AI and ML and their use in Facial Recognition systems have received a lot attention recently. Much of the negative commentary has highlighted the lack of accuracy that is sometimes seen. If you’ve tried this out what you realize quickly is that an effective system with reasonable accuracy requires multiple models. For example, in the setup I describe here there are different models for Face Detection (finding faces in an image) and Face Matching (how close are these two images of a face).
Also, the models I’m using are good for frontal face images – for a sophisticated system there would likely be other models that could deal with images from different angles (side, up, down etc) or that could interpolate an image from one angle to match an image from another. matching needs to take place. If you want to do real-time, then you’ve a short window in which to execute each of the models. Also, the result is likely to be an aggregate across the results of many models – giving a probabilistic rather than absolute determination.

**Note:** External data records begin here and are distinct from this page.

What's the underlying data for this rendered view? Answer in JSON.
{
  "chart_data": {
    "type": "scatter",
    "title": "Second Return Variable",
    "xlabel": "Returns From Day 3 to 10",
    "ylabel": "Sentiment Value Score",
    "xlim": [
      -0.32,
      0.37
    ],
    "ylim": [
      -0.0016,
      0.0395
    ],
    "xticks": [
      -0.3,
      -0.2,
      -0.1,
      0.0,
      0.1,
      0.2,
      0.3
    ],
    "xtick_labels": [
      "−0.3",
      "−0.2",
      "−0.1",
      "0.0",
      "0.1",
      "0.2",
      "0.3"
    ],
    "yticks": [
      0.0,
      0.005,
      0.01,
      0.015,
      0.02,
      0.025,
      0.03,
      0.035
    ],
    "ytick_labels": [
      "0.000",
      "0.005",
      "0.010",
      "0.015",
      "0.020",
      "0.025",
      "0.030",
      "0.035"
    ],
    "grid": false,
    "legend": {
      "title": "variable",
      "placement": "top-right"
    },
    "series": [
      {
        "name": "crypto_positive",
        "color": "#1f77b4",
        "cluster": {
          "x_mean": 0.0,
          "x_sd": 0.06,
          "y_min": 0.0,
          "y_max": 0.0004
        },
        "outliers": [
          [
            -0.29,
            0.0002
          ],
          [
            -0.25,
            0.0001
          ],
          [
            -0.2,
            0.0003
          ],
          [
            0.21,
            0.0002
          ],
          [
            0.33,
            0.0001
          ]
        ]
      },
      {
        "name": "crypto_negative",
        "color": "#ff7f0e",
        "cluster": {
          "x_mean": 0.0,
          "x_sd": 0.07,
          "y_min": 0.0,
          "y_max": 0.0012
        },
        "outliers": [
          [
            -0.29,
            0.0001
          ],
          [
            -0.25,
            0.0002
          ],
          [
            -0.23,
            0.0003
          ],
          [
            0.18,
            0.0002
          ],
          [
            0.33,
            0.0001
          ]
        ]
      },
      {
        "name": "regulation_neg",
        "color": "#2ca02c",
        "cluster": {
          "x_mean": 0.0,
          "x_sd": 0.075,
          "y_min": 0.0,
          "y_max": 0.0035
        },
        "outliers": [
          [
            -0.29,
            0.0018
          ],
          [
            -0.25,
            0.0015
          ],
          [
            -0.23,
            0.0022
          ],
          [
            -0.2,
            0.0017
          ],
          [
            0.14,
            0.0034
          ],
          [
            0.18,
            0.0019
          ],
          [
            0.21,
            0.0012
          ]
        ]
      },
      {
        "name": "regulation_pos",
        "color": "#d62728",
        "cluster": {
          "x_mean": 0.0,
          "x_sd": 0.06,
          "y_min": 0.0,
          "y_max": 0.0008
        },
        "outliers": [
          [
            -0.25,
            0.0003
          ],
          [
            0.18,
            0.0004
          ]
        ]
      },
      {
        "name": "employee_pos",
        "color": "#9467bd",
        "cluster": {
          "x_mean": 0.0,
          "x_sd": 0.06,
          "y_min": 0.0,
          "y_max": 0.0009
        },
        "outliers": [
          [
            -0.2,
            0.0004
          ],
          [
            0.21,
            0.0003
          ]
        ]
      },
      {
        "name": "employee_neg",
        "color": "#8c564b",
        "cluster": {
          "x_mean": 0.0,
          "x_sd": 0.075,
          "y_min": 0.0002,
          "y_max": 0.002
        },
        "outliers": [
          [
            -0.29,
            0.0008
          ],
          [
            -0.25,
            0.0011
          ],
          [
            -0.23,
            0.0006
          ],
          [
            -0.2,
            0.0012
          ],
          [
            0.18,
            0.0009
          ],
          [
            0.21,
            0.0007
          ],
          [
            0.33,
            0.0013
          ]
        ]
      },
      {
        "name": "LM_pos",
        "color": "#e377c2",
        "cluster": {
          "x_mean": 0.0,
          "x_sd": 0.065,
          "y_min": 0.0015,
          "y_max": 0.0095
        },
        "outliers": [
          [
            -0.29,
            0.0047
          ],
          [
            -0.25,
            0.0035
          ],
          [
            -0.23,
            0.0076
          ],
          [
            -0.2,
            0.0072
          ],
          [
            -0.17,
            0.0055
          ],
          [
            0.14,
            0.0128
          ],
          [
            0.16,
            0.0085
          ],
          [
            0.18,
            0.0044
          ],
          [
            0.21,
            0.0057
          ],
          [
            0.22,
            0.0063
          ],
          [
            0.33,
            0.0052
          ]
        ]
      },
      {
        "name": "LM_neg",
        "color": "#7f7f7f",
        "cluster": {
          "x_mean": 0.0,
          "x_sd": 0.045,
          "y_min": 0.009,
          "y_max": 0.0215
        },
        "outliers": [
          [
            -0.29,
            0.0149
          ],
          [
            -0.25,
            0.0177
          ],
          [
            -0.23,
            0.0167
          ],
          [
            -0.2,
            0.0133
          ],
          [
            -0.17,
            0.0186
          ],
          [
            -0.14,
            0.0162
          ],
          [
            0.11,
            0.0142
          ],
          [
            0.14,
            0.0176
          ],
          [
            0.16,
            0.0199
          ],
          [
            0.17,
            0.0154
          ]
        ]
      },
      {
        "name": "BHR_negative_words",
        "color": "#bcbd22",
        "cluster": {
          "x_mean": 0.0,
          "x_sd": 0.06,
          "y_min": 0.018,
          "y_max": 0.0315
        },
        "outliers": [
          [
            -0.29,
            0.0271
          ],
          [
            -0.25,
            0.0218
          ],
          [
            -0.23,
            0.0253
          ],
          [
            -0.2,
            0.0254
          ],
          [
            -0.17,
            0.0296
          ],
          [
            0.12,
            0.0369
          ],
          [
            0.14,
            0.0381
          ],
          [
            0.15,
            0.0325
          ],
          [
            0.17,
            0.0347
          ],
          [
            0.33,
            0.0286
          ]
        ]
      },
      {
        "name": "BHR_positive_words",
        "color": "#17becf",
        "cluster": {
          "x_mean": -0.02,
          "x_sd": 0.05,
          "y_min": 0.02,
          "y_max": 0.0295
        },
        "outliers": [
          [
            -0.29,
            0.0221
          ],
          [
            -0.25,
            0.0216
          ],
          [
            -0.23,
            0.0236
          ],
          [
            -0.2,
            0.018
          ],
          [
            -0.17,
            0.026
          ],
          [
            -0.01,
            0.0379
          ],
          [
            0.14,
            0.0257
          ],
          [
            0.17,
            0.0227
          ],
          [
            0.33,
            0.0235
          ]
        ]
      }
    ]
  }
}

How to bring all this together quickly brings you to a need for a streaming architecture – particularly when you consider that a practical application is likely to be distributed in nature. You might want to take a look at the Rendezvous Architecture described in Machine Learning logistics by Ted Dunning and Ellan Friedman for an overview of how this might work: https://mapr.com/ebook/machine-learning-logistics/
A possible scenario is depicted here:
So how does MapR simplify this setup ?
For the real-time communication aspect, MapR Streams provides an implementation based on the Kafka API. Could I not use Apache Kafka for that ? Yes, but we’re asking about simplification here, so let’s come back to that.
For execution of the Face Detection model, the MapR REST API and Kafka Connect module provides methods for direct injection of the image into the communication system. For widely distributed systems, MapR’s Global Data Fabric and MapR Edge provide was of easily implementing the system on a global scale. In terms of simplification, the key thing is that nothing changes when moving from one machine, to running on a cluster, to running in the cloud, to running across clusters or across clouds – it all stays the same.
The mulit-model execution and result aggregation for the Rendezvous implementation are very well served from MapR Streams as described in the referenced text.
The image database and meta data database are well served from MapR-DB (Enterprise NoSQL) and/or the MapR File System (MapR-FS). Could I not use Apache Hadoop for this ? Well yes and no. At a certain scale this would fine, however at some point you’ll run into issue with the number of files that Hadoop can handle, particularly if you are storing say the results of each match for later analysis. Are there ways around this?
Possibly, but we’re trying for real-time and again we’re talking about this in the context of simplification – why not just use a file system that doesn’t have the problem?
Lastly let’s consider portability, we want our code to be able to run on a laptop for easy development and on a cluster – so we want to write our code such that it could execute anywhere. The changes required to move from local to cluster execution are – none! No changes are required – because of MapR’s API compliance, code that runs in a standard computer environment also runs on MapR. This makes portability easy and opens access to all the libraries and repositories of shared code available – they just work (consider all that exists for Python, R, TensorFlow, …). What that meant here was that I was able to pull down example code from the web and just follow it without having to change it – vastly simplifying the development and giving me “execute anywhere” for free.
What else is simplified ?
So far we’ve been looking at functionality, however in a production world we need to include operational aspects such as security and auditing. Coming back to the question of Apache Kakfa, yes the system could be built with that, it could also have used HBase or Cassandra or Mongo as the NoSQL database, and HDFS as the file system. However in such an architecture I have to consider operational aspects in multiple places – for example how to implement security across Kafka, Cassandra, and HDFS. Can it be done? Yes. Is it simple? No. If I want to operate at scale I also have to deploy dedicated infrastructure to my different function areas and monitor each separately. With MapR I deploy one thing – MapR. I define security at the data level and that applies to my files, my database records, and my streaming data – much simpler.